Iuran BPJS Naik, Masyarakat Menjadi Korban

  • Bagikan
Ahmad Iskandar Mahasiswa PPS FKM Unhas   Kenaikan besaran iuaran BPJS Kesehatan, telah menjadi fokus perhatian dan menimbulkan resistensi masyarakat, tidak tangung-tangung, kenaikannya mencapai 100 persen. Sebagaimana yang disampaikan Menteri Keuangan Sri Mulyani, besaran kenaikan iuran kelas 1 dari Rp80.000 menjadi Rp160.000, kelas II yang tadinya Rp51.000 menjadi Rp110.000, sementara untuk kelas III dari Rp25.500 menjadi Rp42.000 per orang.

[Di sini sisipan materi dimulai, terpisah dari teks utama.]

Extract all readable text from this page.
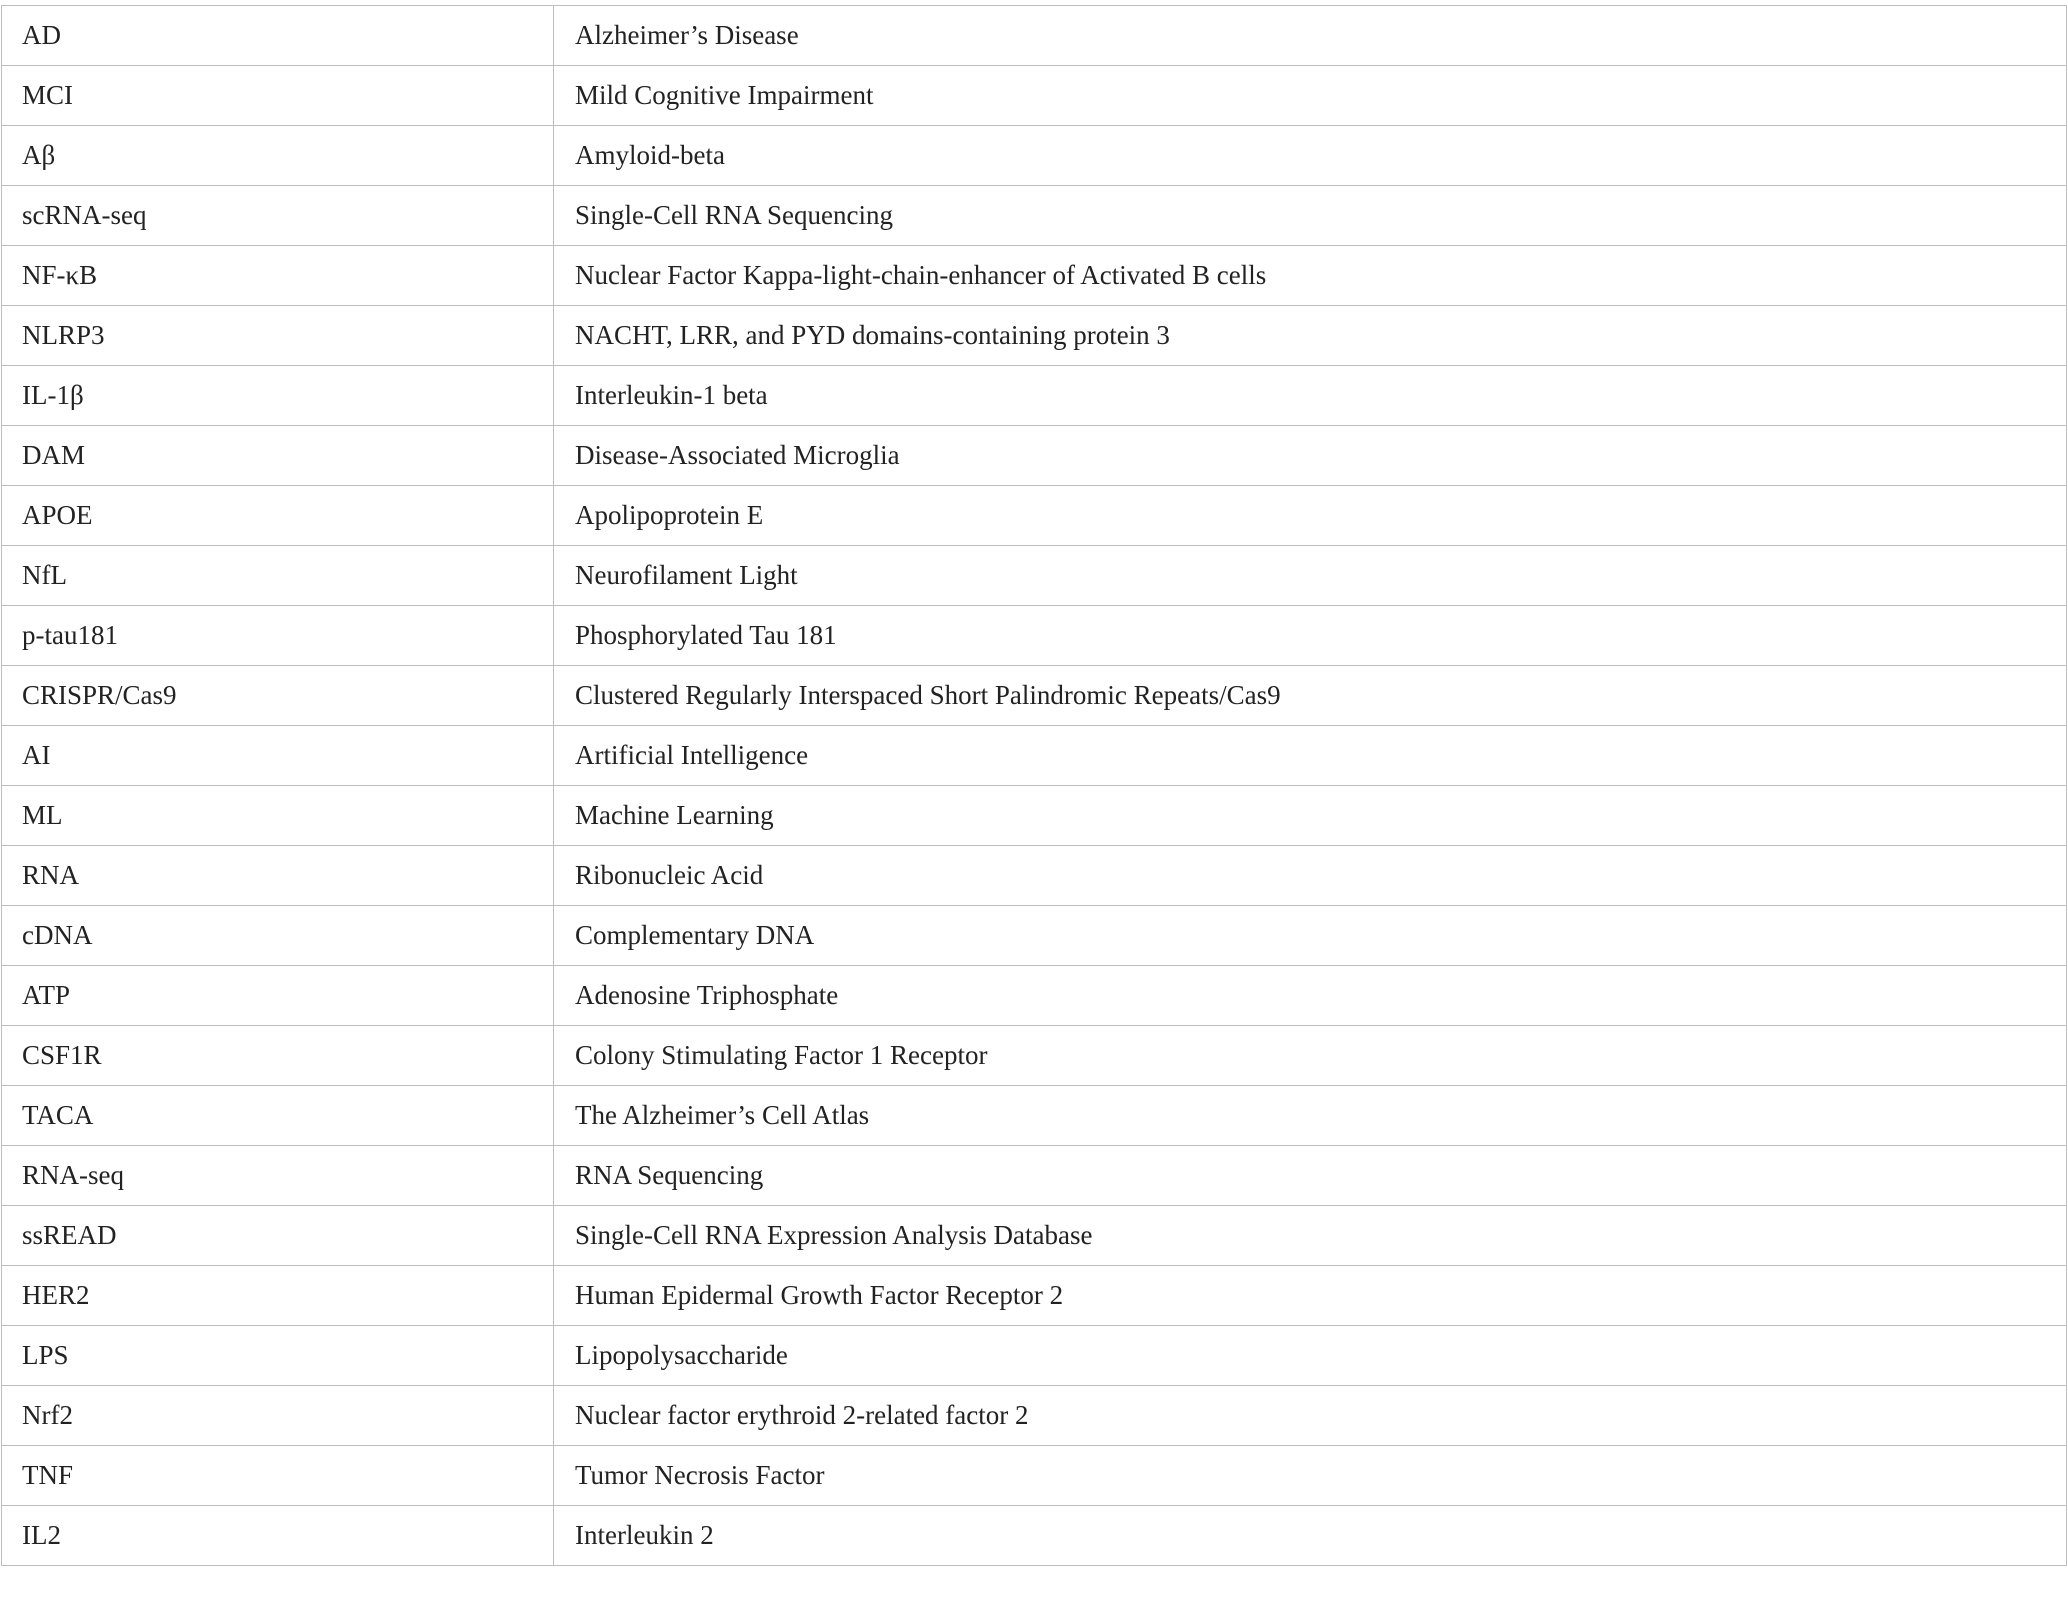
AD	Alzheimer’s Disease
MCI	Mild Cognitive Impairment
Aβ	Amyloid-beta
scRNA-seq	Single-Cell RNA Sequencing
NF-κB	Nuclear Factor Kappa-light-chain-enhancer of Activated B cells
NLRP3	NACHT, LRR, and PYD domains-containing protein 3
IL-1β	Interleukin-1 beta
DAM	Disease-Associated Microglia
APOE	Apolipoprotein E
NfL	Neurofilament Light
p-tau181	Phosphorylated Tau 181
CRISPR/Cas9	Clustered Regularly Interspaced Short Palindromic Repeats/Cas9
AI	Artificial Intelligence
ML	Machine Learning
RNA	Ribonucleic Acid
cDNA	Complementary DNA
ATP	Adenosine Triphosphate
CSF1R	Colony Stimulating Factor 1 Receptor
TACA	The Alzheimer’s Cell Atlas
RNA-seq	RNA Sequencing
ssREAD	Single-Cell RNA Expression Analysis Database
HER2	Human Epidermal Growth Factor Receptor 2
LPS	Lipopolysaccharide
Nrf2	Nuclear factor erythroid 2-related factor 2
TNF	Tumor Necrosis Factor
IL2	Interleukin 2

Jika benar terealisasi, Maka Rumah Tangga yang berisikan 6 orang dan mendaftar untuk kelas I wajib membayar Rp960.00 setiap bulannya. Angka yang tentunya tidaklah kecil. Pada saat yang sama langkah menaikkan iuran BPJS dianggap bukanlah kenaikan, melainkan penyesuaian tarif dan digunakan untuk menutupi defisit BPJS.   Mengapa BPJS defisit? Skema pembayaran dari BPJS, dimaksudkan agar terjadi sharing pembiayaan dengan konsep subsidi silang, sehingga biaya sakit tidak hanya ditanggung oleh yang sakit, tetapi juga bagi yang sehat. Tentunya tidak ada yang salah dari hal tersebut, menjadi masalah kemudian, karena sejak 2014 BPJS terus-menerus mengalami defisit dan bahkan trenya meningkat setiap tahun, diperkirakan hingga tahun 2019 mencapai Rp32,8 T. Dewan Jaminan Sosial Nasional (DJSN) mengatakan, defisit terjadi akibat ketimpangan antara penerimaan iuran dan pembayaran klaim. Sejak 2014 pembayaran klaim sebesar Rp42,65 T sementara penerimaan iuran Rp40,71 T. Hal ini terus berlanjut dan pada semester I tahun 2019 penerimaan iuran sebesar Rp44,5 T dan pembayaran klaim RS Rp51,61 T.